Beyond learning a new language and education system, challenges outside the classroom hindered her students’ academic success, Love says. Lack of health insurance often lengthened the time a student was out sick. And children also missed class because of problems at home connected to their families’ immigration status.

To help address these broader issues, Love, who holds a master’s degree from Teachers College, decided to return to school. “I really liked working with people, and I was passionate about doing human rights work with immigrants and with women,” she says. “Law seemed like a great way to combine the two.”

During her first semester at Columbia Law School, Love helped a West African woman gain asylum through the Davis Polk & Wardwell Asylum Workshop, a Columbia pro bono project under the law firm's direction, and represented domestic violence victims with the Courtroom Advocates Project. She spent her first summer at the Immigration and Refugee Legal Services department of Catholic Charities, with support from Columbia’s Human Rights Internship Program. The next year she participated in the Immigration Defense Externship and was a member of the Columbia Human Rights Law Review.

After graduation, Love will use a Skadden Fellowship to assist immigrant victims of domestic violence in Massachusetts, where she and her husband live.

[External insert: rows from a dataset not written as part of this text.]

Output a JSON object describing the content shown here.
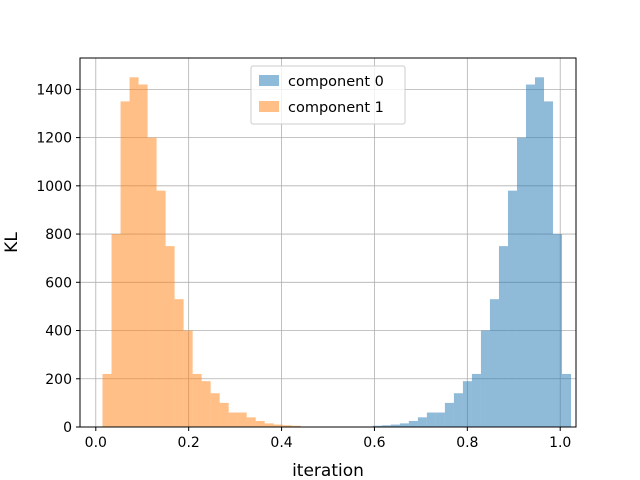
{
  "chart_data": {
    "type": "bar",
    "xlabel": "iteration",
    "ylabel": "KL",
    "xlim": [
      -0.034,
      1.034
    ],
    "ylim": [
      0,
      1530
    ],
    "xticks": [
      0.0,
      0.2,
      0.4,
      0.6,
      0.8,
      1.0
    ],
    "xtick_labels": [
      "0.0",
      "0.2",
      "0.4",
      "0.6",
      "0.8",
      "1.0"
    ],
    "yticks": [
      0,
      200,
      400,
      600,
      800,
      1000,
      1200,
      1400
    ],
    "ytick_labels": [
      "0",
      "200",
      "400",
      "600",
      "800",
      "1000",
      "1200",
      "1400"
    ],
    "grid": true,
    "legend_position": "top-center",
    "bin_start": 0.0145,
    "bin_width": 0.0194,
    "series": [
      {
        "name": "component 0",
        "color": "#1f77b4",
        "alpha": 0.5,
        "values": [
          0,
          0,
          0,
          0,
          0,
          0,
          0,
          0,
          0,
          0,
          0,
          0,
          0,
          0,
          0,
          0,
          0,
          0,
          0,
          0,
          0,
          0,
          0,
          0,
          0,
          0,
          0,
          0,
          0,
          2,
          5,
          7,
          10,
          15,
          25,
          40,
          60,
          60,
          100,
          140,
          190,
          220,
          400,
          530,
          750,
          980,
          1200,
          1420,
          1450,
          1350,
          800,
          220
        ]
      },
      {
        "name": "component 1",
        "color": "#ff7f0e",
        "alpha": 0.5,
        "values": [
          220,
          800,
          1350,
          1450,
          1420,
          1200,
          980,
          750,
          530,
          400,
          220,
          190,
          140,
          100,
          60,
          60,
          40,
          25,
          15,
          10,
          7,
          5,
          2,
          0,
          0,
          0,
          0,
          0,
          0,
          0,
          0,
          0,
          0,
          0,
          0,
          0,
          0,
          0,
          0,
          0,
          0,
          0,
          0,
          0,
          0,
          0,
          0,
          0,
          0,
          0,
          0,
          0
        ]
      }
    ]
  }
}
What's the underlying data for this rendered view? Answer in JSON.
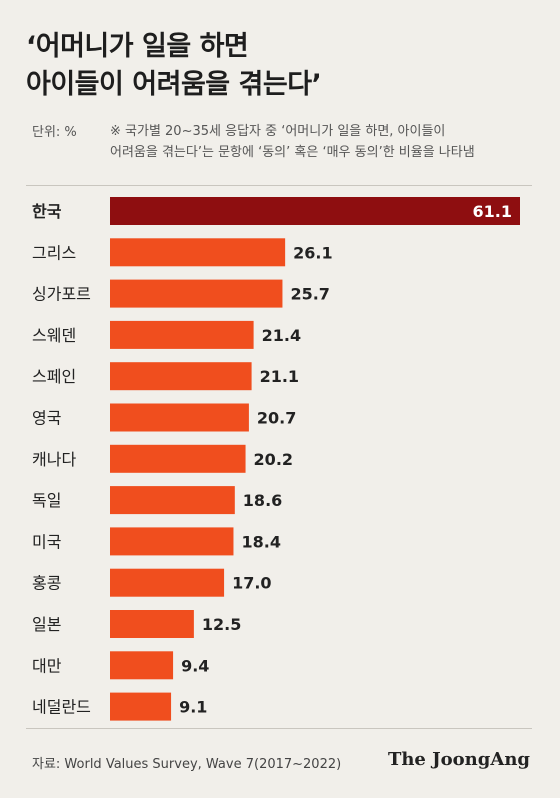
{
  "header": {
    "title_lines": [
      "‘어머니가 일을 하면",
      " 아이들이 어려움을 겪는다’"
    ],
    "unit": "단위: %",
    "note_lines": [
      "※ 국가별 20~35세 응답자 중 ‘어머니가 일을 하면, 아이들이",
      "어려움을 겪는다’는 문항에 ‘동의’ 혹은 ‘매우 동의’한 비율을 나타냄"
    ]
  },
  "footer": {
    "source": "자료: World Values Survey, Wave 7(2017~2022)",
    "logo": "The JoongAng"
  },
  "colors": {
    "highlight": "#8e0e10",
    "bar": "#f04e1e",
    "background": "#f1efea"
  },
  "chart_data": {
    "type": "bar",
    "orientation": "horizontal",
    "title": "‘어머니가 일을 하면 아이들이 어려움을 겪는다’",
    "unit": "단위: %",
    "categories": [
      "한국",
      "그리스",
      "싱가포르",
      "스웨덴",
      "스페인",
      "영국",
      "캐나다",
      "독일",
      "미국",
      "홍콩",
      "일본",
      "대만",
      "네덜란드"
    ],
    "values": [
      61.1,
      26.1,
      25.7,
      21.4,
      21.1,
      20.7,
      20.2,
      18.6,
      18.4,
      17.0,
      12.5,
      9.4,
      9.1
    ],
    "value_labels": [
      "61.1",
      "26.1",
      "25.7",
      "21.4",
      "21.1",
      "20.7",
      "20.2",
      "18.6",
      "18.4",
      "17.0",
      "12.5",
      "9.4",
      "9.1"
    ],
    "highlight_category": "한국",
    "xlim": [
      0,
      61.1
    ],
    "grid": false,
    "legend": "none"
  }
}
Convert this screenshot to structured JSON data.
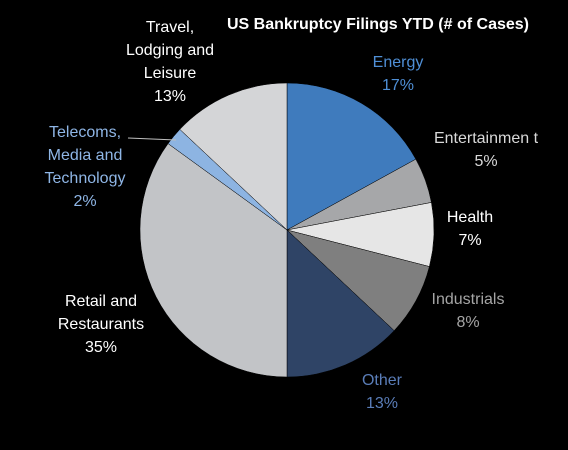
{
  "chart_data": {
    "type": "pie",
    "title": "US Bankruptcy Filings YTD (# of Cases)",
    "slices": [
      {
        "name": "Energy",
        "label_lines": [
          "Energy"
        ],
        "value": 17,
        "value_label": "17%",
        "color": "#3f7bbd",
        "label_color": "#4f8fd6"
      },
      {
        "name": "Entertainment",
        "label_lines": [
          "Entertainmen t"
        ],
        "value": 5,
        "value_label": "5%",
        "color": "#a6a7a9",
        "label_color": "#d9d9d9"
      },
      {
        "name": "Health",
        "label_lines": [
          "Health"
        ],
        "value": 7,
        "value_label": "7%",
        "color": "#e6e6e6",
        "label_color": "#ffffff"
      },
      {
        "name": "Industrials",
        "label_lines": [
          "Industrials"
        ],
        "value": 8,
        "value_label": "8%",
        "color": "#7f7f7f",
        "label_color": "#a5a5a5"
      },
      {
        "name": "Other",
        "label_lines": [
          "Other"
        ],
        "value": 13,
        "value_label": "13%",
        "color": "#2f4466",
        "label_color": "#5a7db8"
      },
      {
        "name": "Retail and Restaurants",
        "label_lines": [
          "Retail and",
          "Restaurants"
        ],
        "value": 35,
        "value_label": "35%",
        "color": "#c2c4c7",
        "label_color": "#ffffff"
      },
      {
        "name": "Telecoms, Media and Technology",
        "label_lines": [
          "Telecoms,",
          "Media and",
          "Technology"
        ],
        "value": 2,
        "value_label": "2%",
        "color": "#8db4e2",
        "label_color": "#8fb6e6"
      },
      {
        "name": "Travel, Lodging and Leisure",
        "label_lines": [
          "Travel,",
          "Lodging and",
          "Leisure"
        ],
        "value": 13,
        "value_label": "13%",
        "color": "#d4d5d7",
        "label_color": "#ffffff"
      }
    ]
  }
}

“Rural immigrant women in abusive situations face so many distinct obstacles,” she says, citing isolation, poor public transit, fewer cultural networks than in urban areas, and a lack of translation services.  

Love will work for Western Massachusetts Legal Services, providing comprehensive legal assistance and developing outreach programs for the area’s growing population of immigrants. After her two-year fellowship concludes, she intends to continue advocating for immigrant women in her community.